The professor said that he feels very blessed to have his children in his life, and noted that they taught him just as much as he taught them.

Harvey is proud of his Irish heritage. He played the snare drum in the Los Angles Police Emerald Society’s Pipes and Drums band and marched with the band in the 2012 Rose Bowl Parade in Pasadena.

Harvey is also a member of Irish Northern Aid and the Ancient Order of Hibernians.

“I’ve been very involved in Irish affairs both political and otherwise,” Harvey said.  “I have always stayed in touch with my cultural roots.”
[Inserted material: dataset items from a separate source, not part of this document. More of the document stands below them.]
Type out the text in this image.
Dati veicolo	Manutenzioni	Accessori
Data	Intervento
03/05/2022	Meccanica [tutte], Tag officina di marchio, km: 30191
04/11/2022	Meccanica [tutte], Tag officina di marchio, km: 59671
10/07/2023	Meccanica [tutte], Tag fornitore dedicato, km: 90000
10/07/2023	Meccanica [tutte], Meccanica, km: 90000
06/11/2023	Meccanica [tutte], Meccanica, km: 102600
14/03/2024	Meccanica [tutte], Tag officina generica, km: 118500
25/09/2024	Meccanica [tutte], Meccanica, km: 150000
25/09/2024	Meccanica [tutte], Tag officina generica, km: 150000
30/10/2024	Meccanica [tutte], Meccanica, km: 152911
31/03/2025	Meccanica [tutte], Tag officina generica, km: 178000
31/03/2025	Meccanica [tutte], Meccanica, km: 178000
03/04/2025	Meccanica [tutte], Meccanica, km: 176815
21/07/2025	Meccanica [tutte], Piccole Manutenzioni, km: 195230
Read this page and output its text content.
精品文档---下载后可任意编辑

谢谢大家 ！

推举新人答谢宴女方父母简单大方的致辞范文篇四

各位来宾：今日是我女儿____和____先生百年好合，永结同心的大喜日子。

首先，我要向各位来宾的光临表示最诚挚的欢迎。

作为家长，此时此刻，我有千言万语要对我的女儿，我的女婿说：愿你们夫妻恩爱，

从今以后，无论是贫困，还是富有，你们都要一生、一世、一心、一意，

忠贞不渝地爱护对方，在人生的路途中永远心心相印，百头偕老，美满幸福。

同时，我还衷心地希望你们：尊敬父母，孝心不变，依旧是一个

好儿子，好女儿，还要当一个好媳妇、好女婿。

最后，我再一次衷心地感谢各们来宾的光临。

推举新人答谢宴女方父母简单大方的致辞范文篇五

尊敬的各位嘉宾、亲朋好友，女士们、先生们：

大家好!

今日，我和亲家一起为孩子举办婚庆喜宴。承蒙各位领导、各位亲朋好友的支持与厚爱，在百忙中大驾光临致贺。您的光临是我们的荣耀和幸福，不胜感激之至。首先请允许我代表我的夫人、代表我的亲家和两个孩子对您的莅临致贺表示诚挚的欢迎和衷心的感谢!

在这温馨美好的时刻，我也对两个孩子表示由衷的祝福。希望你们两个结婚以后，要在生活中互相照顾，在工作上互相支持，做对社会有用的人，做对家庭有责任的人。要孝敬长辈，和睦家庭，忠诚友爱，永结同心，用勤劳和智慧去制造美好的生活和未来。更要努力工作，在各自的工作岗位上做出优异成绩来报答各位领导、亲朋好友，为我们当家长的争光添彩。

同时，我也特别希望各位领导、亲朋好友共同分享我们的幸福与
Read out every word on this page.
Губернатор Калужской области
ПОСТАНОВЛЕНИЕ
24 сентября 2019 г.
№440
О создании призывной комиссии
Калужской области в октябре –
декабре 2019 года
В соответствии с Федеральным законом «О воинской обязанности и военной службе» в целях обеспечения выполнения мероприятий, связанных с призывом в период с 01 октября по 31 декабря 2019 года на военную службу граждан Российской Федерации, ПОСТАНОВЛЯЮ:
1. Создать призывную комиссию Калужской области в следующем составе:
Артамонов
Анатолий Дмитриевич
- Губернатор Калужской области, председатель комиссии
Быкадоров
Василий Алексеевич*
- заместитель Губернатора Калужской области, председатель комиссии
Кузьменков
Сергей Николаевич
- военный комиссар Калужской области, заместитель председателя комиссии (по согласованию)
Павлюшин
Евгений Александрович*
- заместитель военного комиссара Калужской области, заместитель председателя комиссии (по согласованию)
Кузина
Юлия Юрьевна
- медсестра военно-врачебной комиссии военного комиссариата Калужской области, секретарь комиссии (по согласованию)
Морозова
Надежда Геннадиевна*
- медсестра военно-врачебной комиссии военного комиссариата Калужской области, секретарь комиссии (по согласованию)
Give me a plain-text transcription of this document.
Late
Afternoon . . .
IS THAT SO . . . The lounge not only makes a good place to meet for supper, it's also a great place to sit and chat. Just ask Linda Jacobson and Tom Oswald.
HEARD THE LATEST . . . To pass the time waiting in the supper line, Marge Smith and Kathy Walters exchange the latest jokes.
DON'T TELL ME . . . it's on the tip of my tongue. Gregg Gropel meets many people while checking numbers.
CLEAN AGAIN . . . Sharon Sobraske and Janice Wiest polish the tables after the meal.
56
During his retirement, Harvey said that he would like to get involved with helping the homeless, especially homeless veterans. His new home will be close to Camp Pendleton, and he sees it as an opportunity to help out however he can.

He plans to ride his bicycle more often now that he will have an abundance of free time. The professor has an old Schwinn his wife gave him as a gift more than 20 years ago, which he admits has seen better days.

“There’s something about riding a ratty bike that you just can’t beat,” Harvey said.

His proudest accomplishment is the success of his former students.

“I think the thing that has always meant the most to me is when a student I’ve had comes back at some point later in his or her life and says ‘Look what I’ve done’,” Harvey said. “Those are the moments that really make you realize that what you’ve dedicated your life to has really paid off.”

Harvey’s endearing sense of humility is apparent in his perspective on life.

“You have to respect others if you expect respect for yourself,” Harvey said. “If you don’t treat people the way you wish to be treated, you will never be happy.”

A saying attributed to Abraham Lincoln has affected his outlook on life: “I guess people are as happy as they want to be.”

Above all else, Harvey hopes that his students strive to never let any adversity stop them from achieving their goals.

“I would tell the students here the same things I told my kids,” Harvey said. “Don’t ever give up. Just keep pushing, no matter what happens. If you keep trying and you keep working at it you will succeed eventually,” he said.

“It may not be at the thing that you had originally planned, but you will end up being successful…. Don’t quit.”